By: Russell Facente
When the British Crown failed to consider the unique needs of the American Colonies, the Founding Fathers engaged in a bloody revolution and started a new country. King George III—considered a tyrant by the Founders—successfully insulated himself from the voices of the Colonies, primarily by a giant moat known as the Atlantic Ocean and a heavily guarded castle. To avoid this in the newly formed United States, the Founding Fathers designed the Constitution with limited government in mind. It is no coincidence that the very first amendment inked protected “the right of the people peaceably to assemble, and to petition the Government for a redress of grievances.” It was of primary importance that the government could never insulate itself from the country’s voting minority or from the people as a whole.[i]
Today, federal (and state) legislators can successfully insulate themselves from their constituents by using taxpayer money to pay for multiple offices and catering only to big-money donors and selected interests. Legislators can refuse to return phone calls or reply with illusory emails of inaction. And by surrounding their public office with a moat of private property, legislators can remove oppositional constituents using trespass statutes through the landlord’s right to exclude. (Apropos, don’t you think—Landlord?) This trifecta of insulation effectively eliminates the Constitutional right for citizens to assemble and petition their elected government.
What’s more, the use of private property to exclude petitioners (the “private property loophole”) actually punishes them by having them arrested, fined and/or convicted (after a costly trial or entrance into a plea deal). In Arizona, A.R.S. § 13-1502(A)(1) Criminal Trespass in the 3rd Degree—the statute used to arrest petitioners at a sit-in at Senator Kyrsten Sinema’s office—may be punished with up to 30 days in jail.
The private-property loophole has been unchallenged thus far. But the caselaw (as if the plain text, original meaning, and legislative intent of the Constitution weren’t enough) seems favorable for closing that loophole.

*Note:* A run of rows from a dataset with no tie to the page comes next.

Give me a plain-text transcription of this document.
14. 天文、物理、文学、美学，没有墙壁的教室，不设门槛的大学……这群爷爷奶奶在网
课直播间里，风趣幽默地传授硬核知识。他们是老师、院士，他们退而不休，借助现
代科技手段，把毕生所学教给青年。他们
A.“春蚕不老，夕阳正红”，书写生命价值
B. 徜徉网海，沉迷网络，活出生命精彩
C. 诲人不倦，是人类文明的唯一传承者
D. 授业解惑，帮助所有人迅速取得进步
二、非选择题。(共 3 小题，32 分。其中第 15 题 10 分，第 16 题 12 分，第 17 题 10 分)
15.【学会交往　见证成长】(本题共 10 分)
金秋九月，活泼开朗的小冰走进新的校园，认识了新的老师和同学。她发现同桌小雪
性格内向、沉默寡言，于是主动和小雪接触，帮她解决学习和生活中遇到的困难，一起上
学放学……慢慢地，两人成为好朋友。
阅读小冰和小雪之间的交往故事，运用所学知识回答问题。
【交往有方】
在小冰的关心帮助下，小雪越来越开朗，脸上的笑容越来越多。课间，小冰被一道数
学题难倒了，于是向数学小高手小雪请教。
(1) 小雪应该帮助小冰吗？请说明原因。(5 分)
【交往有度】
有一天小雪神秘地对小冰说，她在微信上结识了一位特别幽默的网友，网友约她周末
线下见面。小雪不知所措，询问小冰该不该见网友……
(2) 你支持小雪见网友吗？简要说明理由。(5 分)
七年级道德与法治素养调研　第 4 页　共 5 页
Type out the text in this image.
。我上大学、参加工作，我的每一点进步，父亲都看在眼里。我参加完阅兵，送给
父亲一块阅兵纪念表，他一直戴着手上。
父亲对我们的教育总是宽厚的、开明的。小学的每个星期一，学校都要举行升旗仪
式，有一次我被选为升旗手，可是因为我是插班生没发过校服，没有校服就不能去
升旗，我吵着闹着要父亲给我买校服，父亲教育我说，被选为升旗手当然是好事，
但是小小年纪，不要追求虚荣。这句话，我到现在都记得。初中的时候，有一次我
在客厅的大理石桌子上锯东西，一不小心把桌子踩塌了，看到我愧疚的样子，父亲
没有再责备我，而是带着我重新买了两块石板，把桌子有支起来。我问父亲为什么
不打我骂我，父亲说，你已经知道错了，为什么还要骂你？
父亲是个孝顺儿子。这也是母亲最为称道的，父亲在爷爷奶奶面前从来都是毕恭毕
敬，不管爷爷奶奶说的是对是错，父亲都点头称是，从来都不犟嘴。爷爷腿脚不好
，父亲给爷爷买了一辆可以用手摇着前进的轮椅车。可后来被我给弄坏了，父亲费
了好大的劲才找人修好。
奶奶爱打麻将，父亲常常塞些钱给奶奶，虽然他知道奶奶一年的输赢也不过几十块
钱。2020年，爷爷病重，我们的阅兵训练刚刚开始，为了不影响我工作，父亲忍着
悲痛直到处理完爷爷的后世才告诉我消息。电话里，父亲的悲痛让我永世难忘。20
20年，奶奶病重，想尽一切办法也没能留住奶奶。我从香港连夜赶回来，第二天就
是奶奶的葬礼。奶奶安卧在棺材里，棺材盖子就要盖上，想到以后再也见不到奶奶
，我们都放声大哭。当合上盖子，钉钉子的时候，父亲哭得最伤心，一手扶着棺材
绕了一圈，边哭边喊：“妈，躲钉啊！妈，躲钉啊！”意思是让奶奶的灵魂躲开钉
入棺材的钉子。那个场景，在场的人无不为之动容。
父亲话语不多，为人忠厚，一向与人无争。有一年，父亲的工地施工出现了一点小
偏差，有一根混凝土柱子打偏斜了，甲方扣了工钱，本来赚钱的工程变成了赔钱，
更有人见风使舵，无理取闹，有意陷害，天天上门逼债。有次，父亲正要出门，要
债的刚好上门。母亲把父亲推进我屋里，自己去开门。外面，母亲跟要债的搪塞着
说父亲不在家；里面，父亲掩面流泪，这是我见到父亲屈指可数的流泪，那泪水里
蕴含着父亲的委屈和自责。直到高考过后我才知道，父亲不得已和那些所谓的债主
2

The Supreme Court has repeatedly stated these particular rights are among “the most precious of the liberties safeguarded by the Bill of Rights,”[ii] and held that State actors “may not delegate the power, through the use of its trespass laws, wholly to exclude those members of the public wishing to exercise their First Amendment rights on the premises in a manner and for a purpose generally consonant with the use to which the property is actually put.”[iii] There is some argument as to whether the purpose of a private office complex is to make money off patrons[iv] or—when renting to a public official—is to provide public access to that official.[v] But if private property or First Amendment rights regarding the power of the government are to collide, it seems private property rights will have to yield.[vi]
A recent peaceful sit-in at Senator Kyrsten Sinema’s office, where 39 people were arrested and removed for trespassing, may provide the necessary standing requirements to challenge the private-property loophole to the First Amendment. I think the Supreme Court would agree to close the loophole, for these rights to peaceably assemble and petition would “be a hollow promise if it left government free to destroy or erode its guarantees by indirect restraints.”[vii]
[i] See Federalist Papers No. 51 (1788) (“It is of great importance in a republic not only to guard the society against the oppression of its rulers, but to guard one part of the society against the injustice of the other part. . . . If a majority be united by a common interest, the rights of the minority will be insecure.”).
[v] See e.g., Bell v. Maryland, 378 U.S. 226, 84 S. Ct. 1814 (1964) (denying right to exclude would-be patrons of a restaurant—deemed a public service—because of race); Marsh v. Alabama, 326 U.S. 501, 506, 66 S. Ct. 276 (1946) (“The more an owner, for his advantage, opens up his property for use by the public in general, the more do his rights become circumscribed by the statutory and constitutional rights of those who use it.”).
[vi] See Pruneyard Shopping Ctr. v. Robins, 447 U.S. 74, 84-85, 100 S. Ct. 2035 (1980) (“Neither property rights nor contract rights are absolute . . . . Equally fundamental with the private right is that of the public to regulate it in the common interest.”).
Russell is currently a 3L at Arizona State University’s Sandra Day O’Connor College of Law. He believes the law should value people over property and be accessible to everyone. His legal interests include criminal legal reform, movement lawyering, and human rights.